Tuesday, May 8, 2012
I'm feeling a bit blue today. It is probably partially the weather - the sun has only been out for about 3 hours total in the last 5 days. But it is also partially all the BAD that happens in the world. You already know about my young, new dad co-worker who was diagnosed with ALS. I wish they would hurry up and find a cure because he's a great guy, and his family needs him. I support him as much as I can at work and through his website, but I wish there were more I could do.
Then, two weeks ago or so, there was that drive-by shooting in Seattle. That shouldn't affect me much living in Virginia, right? Wrong. The girl who was killed was the girlfriend of my uncle's girlfriend's son, a family that has been in my life for over a decade. So while I didn't know Nicole Westbrook, I'm really hurting for her boyfriend who held her as she died, and his mom who just wants to take the pain away for her son, and my uncle, who is surrounded by grieving people. To say nothing of Nicole Westbrook's family.
Then, last night, my husband told me that the younger brother of one of his former players has leukemia.

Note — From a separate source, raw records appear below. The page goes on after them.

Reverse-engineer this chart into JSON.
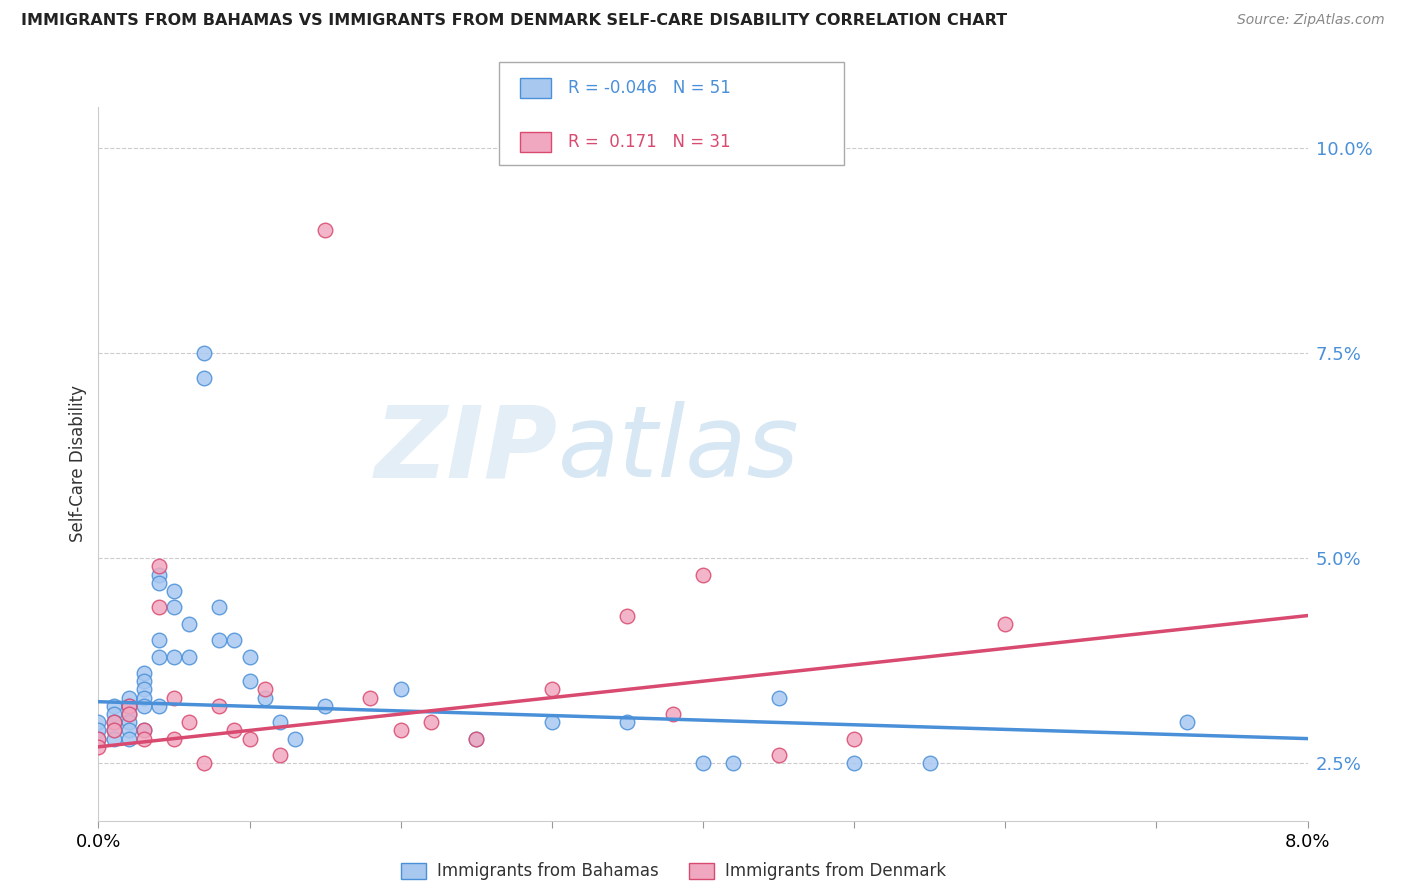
{
  "title": "IMMIGRANTS FROM BAHAMAS VS IMMIGRANTS FROM DENMARK SELF-CARE DISABILITY CORRELATION CHART",
  "source": "Source: ZipAtlas.com",
  "ylabel": "Self-Care Disability",
  "x_range": [
    0.0,
    0.08
  ],
  "y_range": [
    0.018,
    0.105
  ],
  "series1_label": "Immigrants from Bahamas",
  "series1_R": "-0.046",
  "series1_N": "51",
  "series1_color": "#a8c8f0",
  "series1_line_color": "#4a90d9",
  "series2_label": "Immigrants from Denmark",
  "series2_R": "0.171",
  "series2_N": "31",
  "series2_color": "#f0a8c0",
  "series2_line_color": "#d94a70",
  "background_color": "#ffffff",
  "grid_color": "#cccccc",
  "watermark_zip": "ZIP",
  "watermark_atlas": "atlas",
  "series1_x": [
    0.0,
    0.0,
    0.0,
    0.001,
    0.001,
    0.001,
    0.001,
    0.001,
    0.002,
    0.002,
    0.002,
    0.002,
    0.002,
    0.002,
    0.003,
    0.003,
    0.003,
    0.003,
    0.003,
    0.003,
    0.004,
    0.004,
    0.004,
    0.004,
    0.004,
    0.005,
    0.005,
    0.005,
    0.006,
    0.006,
    0.007,
    0.007,
    0.008,
    0.008,
    0.009,
    0.01,
    0.01,
    0.011,
    0.012,
    0.013,
    0.015,
    0.02,
    0.025,
    0.03,
    0.035,
    0.04,
    0.042,
    0.045,
    0.05,
    0.055,
    0.072
  ],
  "series1_y": [
    0.03,
    0.029,
    0.028,
    0.032,
    0.031,
    0.03,
    0.029,
    0.028,
    0.033,
    0.032,
    0.031,
    0.03,
    0.029,
    0.028,
    0.036,
    0.035,
    0.034,
    0.033,
    0.032,
    0.029,
    0.048,
    0.047,
    0.04,
    0.038,
    0.032,
    0.046,
    0.044,
    0.038,
    0.042,
    0.038,
    0.075,
    0.072,
    0.044,
    0.04,
    0.04,
    0.038,
    0.035,
    0.033,
    0.03,
    0.028,
    0.032,
    0.034,
    0.028,
    0.03,
    0.03,
    0.025,
    0.025,
    0.033,
    0.025,
    0.025,
    0.03
  ],
  "series2_x": [
    0.0,
    0.0,
    0.001,
    0.001,
    0.002,
    0.002,
    0.003,
    0.003,
    0.004,
    0.004,
    0.005,
    0.005,
    0.006,
    0.007,
    0.008,
    0.009,
    0.01,
    0.011,
    0.012,
    0.015,
    0.018,
    0.02,
    0.022,
    0.025,
    0.03,
    0.035,
    0.038,
    0.04,
    0.045,
    0.05,
    0.06
  ],
  "series2_y": [
    0.028,
    0.027,
    0.03,
    0.029,
    0.032,
    0.031,
    0.029,
    0.028,
    0.049,
    0.044,
    0.033,
    0.028,
    0.03,
    0.025,
    0.032,
    0.029,
    0.028,
    0.034,
    0.026,
    0.09,
    0.033,
    0.029,
    0.03,
    0.028,
    0.034,
    0.043,
    0.031,
    0.048,
    0.026,
    0.028,
    0.042
  ],
  "trend1_x0": 0.0,
  "trend1_y0": 0.0325,
  "trend1_x1": 0.08,
  "trend1_y1": 0.028,
  "trend2_x0": 0.0,
  "trend2_y0": 0.027,
  "trend2_x1": 0.08,
  "trend2_y1": 0.043
}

This is a kid I saw regularly for 4 years, a kid named Zippy whose zest for life matches his name, a kid whose adult life hasn't even begun yet. Again, I wish I could help, but what can I do? I can donate money, and I can make a quilt, so that is what I started last night. I'm hoping to make something like this Fading Charms Quilt, but with larger squares so I can get it together faster. We'll see.
On a happier note, I did finish putting the borders on my Good Fortune Lil Twister quilt last night AND I straightened up my sewing room a bit so that it doesn't so much look like a real twister hit it.
Anyone know a good joke to cheer me up?